Je dois faire un break. Une alerte vient de retentir et je dois me mettre en sécurité. On a entendu les «boums» dans le ciel. Et mon cœur bat la chamade.
Red Alert est une application qui permet de suivre toutes les alertes à la bombe par région.
Plus de 170 otages. Où sont-ils ? Sont-ils encore en vie ? Parfois, j’essaie de me mettre à la place de ceux qui ont un proche qui a été kidnappé. Comment font-ils pour supporter cela ? Car c’est insupportable.

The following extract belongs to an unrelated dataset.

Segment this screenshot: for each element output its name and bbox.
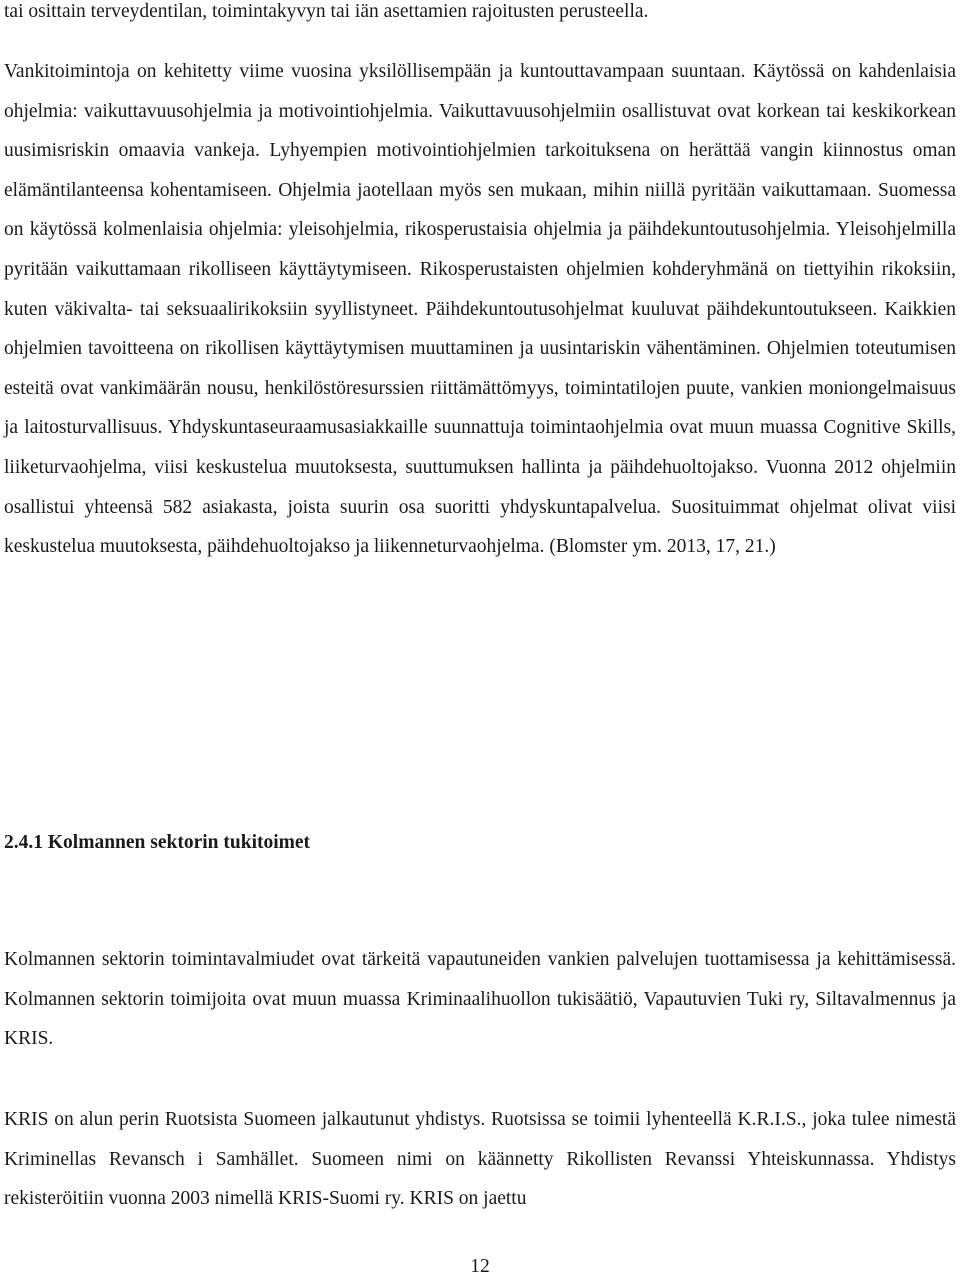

L’armée riposte. Des milliers de Gazaouis sont évacués, les images de Gaza, détruite… On pointe du doigt les atrocités de l’armée israélienne qui tue des innocents, des enfants, qui détruisent leurs maisons, en faisant totale abstraction de la raison pour laquelle l’armée riposte. Qui est la cible ? Et pourquoi?
J’essaie de m’informer et de relayer l’information. Bien sûr, on y trouve de tout et j’essaie de rester le plus neutre possible. Je me suis retrouvée dans un groupe qui tente de relayer de l’information sur des profils qui soutiennent les Palestiniens, des influenceurs, des médias pro-palestiniens. En grattant un peu sur ces profils pro-palestiniens, je me suis sentie démunie.
“Le compte d’un influenceur qui a 603K followers, il soutient la cause palestinienne. Il est écrit: Tout le monde, attendons la fausse vidéo qu’ils vont faire de moi, de la même façon qu’ils l’ont fait pour les bébés brûlés, menteurs, menteurs
La propagande qui circule, le détournement d’images et le déni en masse de ces actes terroristes, ces gens qui nous rient à la gueule, qui affirment que les photos de ces femmes violées, de ces enfants massacrés, à la tête coupée, de ces gens brûlés dans leur propre maison sont des montages sur Photoshop, alors que les terroristes du Hamas ont, eux-mêmes publiés, avec fierté, ces atrocités. Je me suis retrouvée de fil en aiguille sur Telegram où de nombreuses photos de ces actes innommables étaient publiées. Le temps que je comprenne où j’étais tombée, j’ai eu le temps de voir deux photos… Et j’ai eu envie de vomir. J’ai tout éteint, tout arrêté et je suis restée dans le silence pendant un long moment. Sous le choc.
C’est juste inhumain. Innommable. Horrifiant. Je n’ai pas les mots…
Mes amis et connaissances me demandent si je vais bien et m’envoient leurs pensées. Chaque message que je reçois me réchauffe le cœur.
Mais que répondre ? Je dirais que je vais bien, comparé à de nombreux Israéliens qui m’entourent, mes amis, mes frères et sœurs. Je suis accablée. Je suis en colère. J’ai peur. Je suis révoltée. Je suis triste. Triste, c’est amoindrir ce que je ressens.
Alors je fais une pause. J’essaie de me détendre. Et puis je me dis que ce n’est pas en me détendant que je vais faire la différence. Alors je repars en boucle, volontariat, animaux à sauver, infos, demander à mes amis comment ils vont, alerte à la bombe…
Ce texte est bouleversant même si j’ignore qui l’a écrit.